ALIMENTACIÓN Y CÁNCER DE COLÓN

CÁNCER DE COLÓN

El colón y el recto forman parte del extremo inferior del tracto digestivo, llamado también intestino grueso, la presencia del cáncer implica el desarrollo de un tumor maligno en esas zonas. En la mayoría de los casos, el cáncer de colon y recto tardan mucho tiempo en alcanzar etapas avanzadas. En la mayoría de los casos se inicia con lesiones benignas conocidas como pólipos que si  no se atienden de manera oportuna, se tiene el riesgo de convertirse en tumores malignos.

SÍNTOMAS

  • Cambios en los hábitos intestinales, incluyendo diarrea y estreñimiento
  • Dolor abdominal o cólicos frecuentes
  • Eliminación de gran cantidad de mucosidad y/o sangrado vía anal
  • Anemia
  • Pérdida de peso sin motivo

En ocasiones puede no presentarse síntomas. Es importante observar siempre las evacuaciones, con la finalidad de observar oportunamente algún cambio. Consulte al médico si presenta por más de dos semanas estos síntomas.

FACTORES DE RIESGO:

Alimentación.- la  dieta juega un papel muy importante en el desarrollo de la enfermedad, una dieta baja en fibra y con alto contenido de productos de origen animal aumenta el tiempo de tránsito intestinal, favoreciendo a las bacterias del colon para producir un mayor número de sustancias cancerígenas. También las dietas altas en grasas, especialmente grasas saturadas.

Edad.-  la mayoría de las personas que presentan esta enfermedad tienen más de 50 años

Tabaquismo.- las personas que fuman tienen un mayor riesgo de cáncer, por tanto entre más tiempo se haya fumado y entre más tabaco se use el riesgo se incrementa.

Sedentarismo.- el tener una vida sedentaria aumenta en un 50% el riesgo de desarrollar cáncer de colon.

Antecedentes familiares. – existe un mayor riesgo de la enfermedad si existen antecedentes de cáncer de colon en la familia.

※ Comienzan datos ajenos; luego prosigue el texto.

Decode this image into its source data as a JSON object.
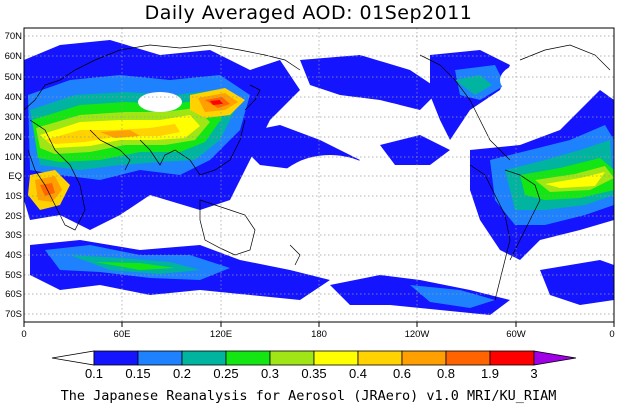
{
  "title": "Daily Averaged AOD: 01Sep2011",
  "credit": "The Japanese Reanalysis for Aerosol (JRAero) v1.0 MRI/KU_RIAM",
  "lat_labels": [
    "70N",
    "60N",
    "50N",
    "40N",
    "30N",
    "20N",
    "10N",
    "EQ",
    "10S",
    "20S",
    "30S",
    "40S",
    "50S",
    "60S",
    "70S"
  ],
  "lon_labels": [
    "0",
    "60E",
    "120E",
    "180",
    "120W",
    "60W",
    "0"
  ],
  "colorbar": {
    "labels": [
      "0.1",
      "0.15",
      "0.2",
      "0.25",
      "0.3",
      "0.35",
      "0.4",
      "0.6",
      "0.8",
      "1.9",
      "3"
    ],
    "colors": [
      "#ffffff",
      "#1414ff",
      "#1e82ff",
      "#00b4a0",
      "#14e614",
      "#a0e614",
      "#ffff00",
      "#ffd200",
      "#ffa000",
      "#ff6400",
      "#ff0000",
      "#a000e6"
    ]
  },
  "icons": {
    "map_field": "aod-field-map",
    "colorbar": "colorbar"
  }
}
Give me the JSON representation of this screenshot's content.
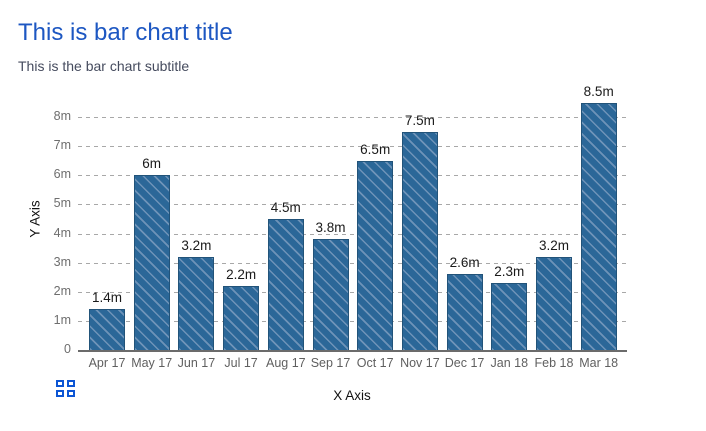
{
  "header": {
    "title": "This is bar chart title",
    "subtitle": "This is the bar chart subtitle"
  },
  "controls": {
    "context_menu_icon": "grid-squares-icon"
  },
  "colors": {
    "title": "#1d57c2",
    "subtitle": "#454b5e",
    "bar_fill": "#2b6798",
    "bar_hatch": "#6e93b8",
    "bar_border": "#225379",
    "grid": "#a8a8a8",
    "axis_line": "#6b6b6b",
    "tick_text": "#6e6e6e",
    "bar_label": "#1a1a1a",
    "icon_blue": "#0c55d4"
  },
  "chart_data": {
    "type": "bar",
    "title": "This is bar chart title",
    "subtitle": "This is the bar chart subtitle",
    "xlabel": "X Axis",
    "ylabel": "Y Axis",
    "categories": [
      "Apr 17",
      "May 17",
      "Jun 17",
      "Jul 17",
      "Aug 17",
      "Sep 17",
      "Oct 17",
      "Nov 17",
      "Dec 17",
      "Jan 18",
      "Feb 18",
      "Mar 18"
    ],
    "values": [
      1.4,
      6,
      3.2,
      2.2,
      4.5,
      3.8,
      6.5,
      7.5,
      2.6,
      2.3,
      3.2,
      8.5
    ],
    "value_labels": [
      "1.4m",
      "6m",
      "3.2m",
      "2.2m",
      "4.5m",
      "3.8m",
      "6.5m",
      "7.5m",
      "2.6m",
      "2.3m",
      "3.2m",
      "8.5m"
    ],
    "value_unit": "millions",
    "ylim": [
      0,
      9
    ],
    "yticks": {
      "values": [
        0,
        1,
        2,
        3,
        4,
        5,
        6,
        7,
        8
      ],
      "labels": [
        "0",
        "1m",
        "2m",
        "3m",
        "4m",
        "5m",
        "6m",
        "7m",
        "8m"
      ]
    },
    "grid": "horizontal-dashed",
    "legend": "none",
    "bar_style": "diagonal-hatch"
  }
}
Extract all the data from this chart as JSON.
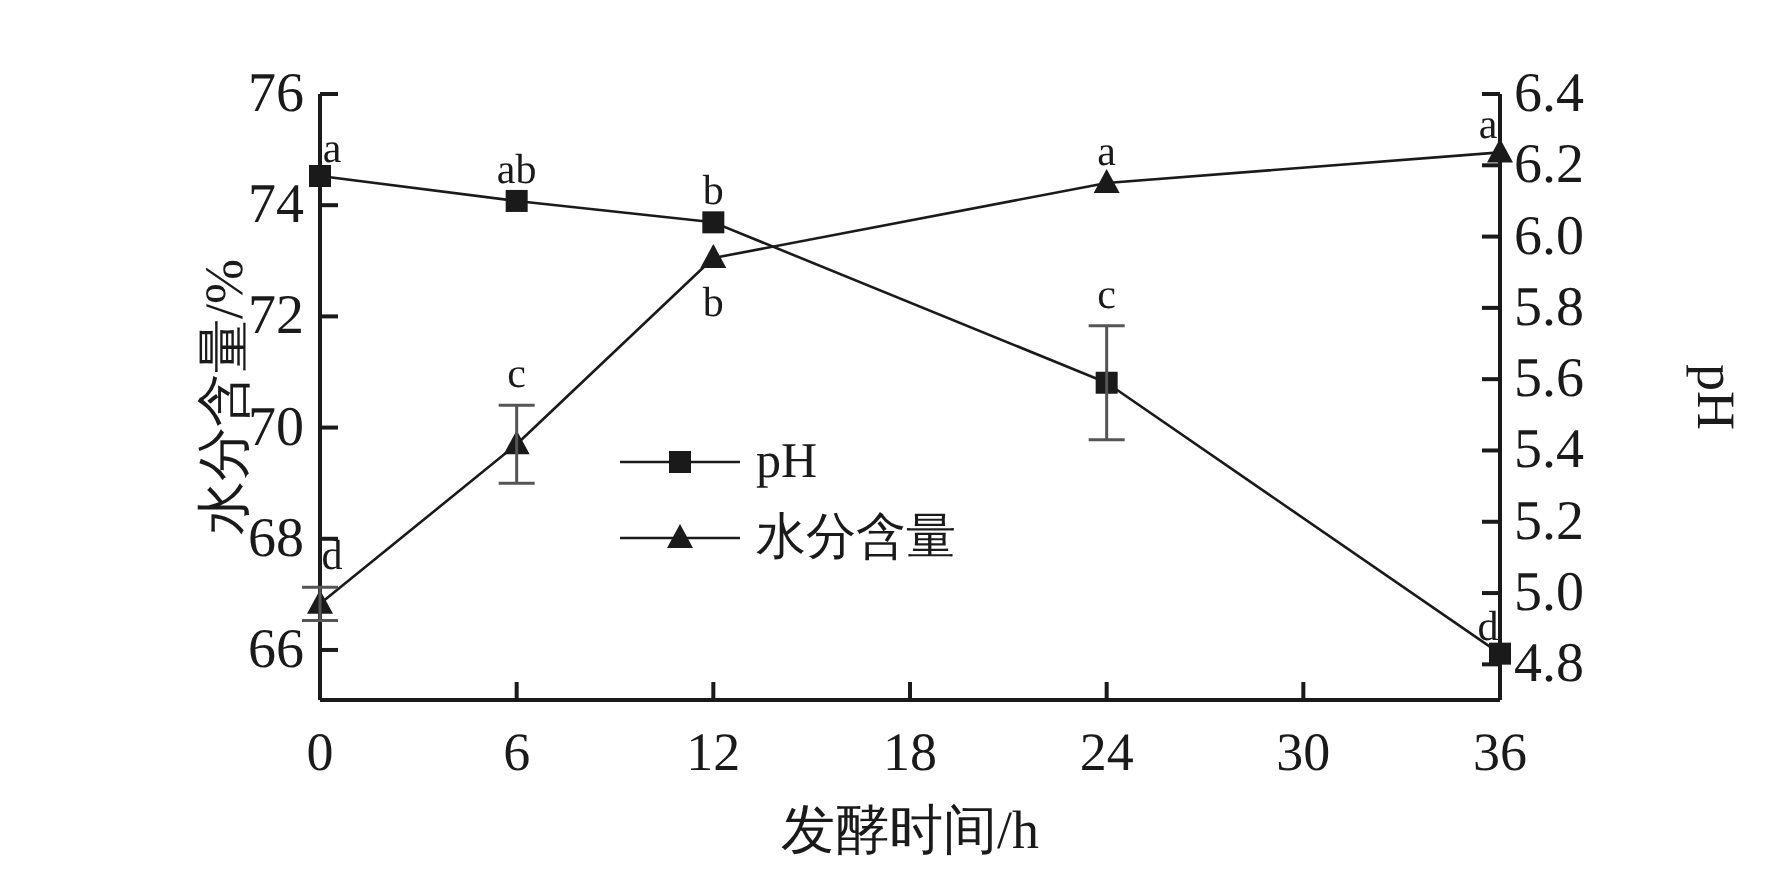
{
  "chart_data": {
    "type": "line",
    "xlabel": "发酵时间/h",
    "ylabel": "水分含量/%",
    "y2label": "pH",
    "x": [
      0,
      6,
      12,
      24,
      36
    ],
    "series": [
      {
        "name": "pH",
        "color": "#1a1a1a",
        "axis": "y2",
        "marker": "square",
        "values": [
          6.17,
          6.1,
          6.04,
          5.59,
          4.83
        ],
        "errors": [
          null,
          null,
          null,
          0.16,
          null
        ],
        "value_labels": [
          "a",
          "ab",
          "b",
          "c",
          "d"
        ]
      },
      {
        "name": "水分含量",
        "color": "#1a1a1a",
        "marker": "triangle",
        "values": [
          66.83,
          69.7,
          73.05,
          74.4,
          74.95
        ],
        "errors": [
          0.3,
          0.7,
          null,
          null,
          null
        ],
        "value_labels": [
          "d",
          "c",
          "b",
          "a",
          "a"
        ]
      }
    ],
    "xlim": [
      0,
      36
    ],
    "xticks": [
      0,
      6,
      12,
      18,
      24,
      30,
      36
    ],
    "ylim": [
      65.1,
      76
    ],
    "yticks": [
      66,
      68,
      70,
      72,
      74,
      76
    ],
    "y2lim": [
      4.7,
      6.4
    ],
    "y2ticks": [
      {
        "value": 4.8,
        "label": "4.8"
      },
      {
        "value": 5.0,
        "label": "5.0"
      },
      {
        "value": 5.2,
        "label": "5.2"
      },
      {
        "value": 5.4,
        "label": "5.4"
      },
      {
        "value": 5.6,
        "label": "5.6"
      },
      {
        "value": 5.8,
        "label": "5.8"
      },
      {
        "value": 6.0,
        "label": "6.0"
      },
      {
        "value": 6.2,
        "label": "6.2"
      },
      {
        "value": 6.4,
        "label": "6.4"
      }
    ],
    "line_style": "solid",
    "legend": "center"
  }
}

Enfermedades inflamatorias. – toda enfermedad que implique largos  períodos de inflamación del colon como la colitis ulcerosa o la enfermedad de Crohn, incrementa el riesgo para la misma.

PREVENCIÓN  

Existen algunas medidas que es posible adoptar realizando cambios en el estilo de vida que ayuden a prevenir esta enfermedad. Por ejemplo:

  1. Cuidar la alimentación
  2. Incluir en la alimentación diaria verduras, frutas, cereales integrales y leguminosas
  3. Disminuir el consumo de grasa, especialmente la grasa saturada proveniente de alimentos de origen animal y fuentes vegetales como el aceite de coco y palma 
  4. Consumir calcio
  5. Disminuir o evitar el consumo de alcohol y tabaco
  6. Realizar actividad física 30 min por lo menos 5 veces por semana.

TRATAMIENTO

La detección temprana reduce la mortalidad por esta enfermedad hasta en un 90%. La prevención es la medida más eficaz. ¡¡¡Baje de peso e inicie un nuevo estilo de vida!!!